Las Vegas Review-Journal (Sunday)
■ Mexico disputes language in the U.S. bill on ratifying a trade pact.
Official says attaches don’t have power to monitor agreement
MEXICO CITY — Just days after a landmark agreement on a trade pact to replace the North American Free Trade Agreement, Mexico objected Saturday to legislation introduced in the U.S. Congress as part of an eventual ratification of the deal.
Jesús Seade, the Mexican Foreign Relations Department’s undersecretary and chief trade negotiator for North America, said most of the bill is in line with the typical process of ratification, but it also “adds the designation of up to five U.S. labor attaches in Mexico tasked with monitoring the implementation of the labor reform that is under way in our country.”
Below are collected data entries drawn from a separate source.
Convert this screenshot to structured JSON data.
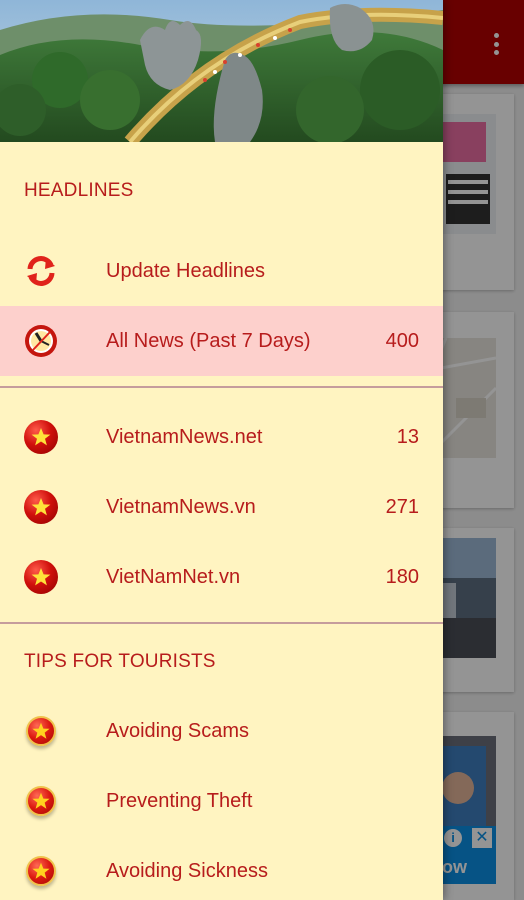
{
  "drawer": {
    "sections": [
      {
        "title": "HEADLINES",
        "items": [
          {
            "icon": "refresh-icon",
            "label": "Update Headlines",
            "count": ""
          },
          {
            "icon": "clock-icon",
            "label": "All News (Past 7 Days)",
            "count": "400",
            "active": true
          }
        ]
      },
      {
        "title": "",
        "items": [
          {
            "icon": "vietnam-flag-icon",
            "label": "VietnamNews.net",
            "count": "13"
          },
          {
            "icon": "vietnam-flag-icon",
            "label": "VietnamNews.vn",
            "count": "271"
          },
          {
            "icon": "vietnam-flag-icon",
            "label": "VietNamNet.vn",
            "count": "180"
          }
        ]
      },
      {
        "title": "TIPS FOR TOURISTS",
        "items": [
          {
            "icon": "star-badge-icon",
            "label": "Avoiding Scams",
            "count": ""
          },
          {
            "icon": "star-badge-icon",
            "label": "Preventing Theft",
            "count": ""
          },
          {
            "icon": "star-badge-icon",
            "label": "Avoiding Sickness",
            "count": ""
          }
        ]
      }
    ]
  },
  "app": {
    "ad": {
      "text": "ow",
      "close": "✕",
      "info": "i"
    }
  },
  "colors": {
    "app_bar": "#b30000",
    "drawer_bg": "#fff4c1",
    "text_accent": "#b71c1c",
    "active_bg": "#fdd0cc"
  }
}
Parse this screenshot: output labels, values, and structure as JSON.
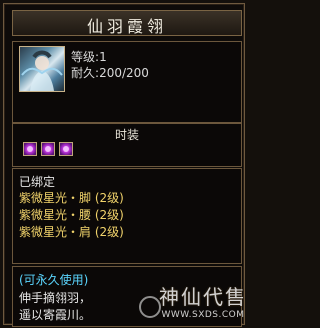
{
  "tooltip": {
    "title": "仙羽霞翎",
    "level_label": "等级",
    "level_value": "1",
    "durability_label": "耐久",
    "durability_value": "200/200",
    "fashion_label": "时装",
    "bound_text": "已绑定",
    "set_items": [
      "紫微星光・脚 (2级)",
      "紫微星光・腰 (2级)",
      "紫微星光・肩 (2级)"
    ],
    "permanent_text": "(可永久使用)",
    "desc_line1": "伸手摘翎羽，",
    "desc_line2": "遥以寄霞川。",
    "colors": {
      "bound": "#e6e6e6",
      "set_item": "#f1d36b",
      "permanent": "#5bd6ff",
      "border": "#6c573c"
    }
  },
  "watermark": {
    "main": "神仙代售",
    "url": "WWW.SXDS.COM"
  }
}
Seade said that was not part of the agreement signed Dec. 10 in Mexico City by Mexico, the United States and Canada to replace NAFTA, but was rather the product of “political decisions by the congress and administration of the United States.”
Mexico should have been consulted with, but was not, Seade said — “and, of course, we are not in agreement.”
Mexico says it resisted the idea of having foreign inspectors on its soil out of sovereignty principles, and that the agreement provided for panels to resolve disputes on labor and other areas. The three-person panels would comprise a person chosen by the United States, one by Mexico and a third-country person agreed upon by both countries.
Seade said the presence of foreign officials must be authorized by the host country.
“U.S. officials accredited at their embassy and consulates in Mexico, as a labor attache could be, may not in any case have inspection powers under Mexican law,” he added.
Seade said he sent a letter to U.S. Trade Representative Robert Lighthizer expressing Mexico’s “surprise and concern” over the matter and that he would travel to Washington on Sunday to convey the message personally to Lighthizer and U.S. lawmakers.
The elements of House Resolution 5430 in question “display a regrettable mistrust” in the treaty that was negotiated “in the spirit of good faith,” the letter read.
“We reserve the right to review the scope and effects of these provisions, which our government and people will no doubt clearly see as unnecessary,” it continued. “Additionally, I advise you that Mexico will evaluate not only the measures proposed in the (bill) … but the establishment of reciprocal mechanisms in defense of our country’s interests.”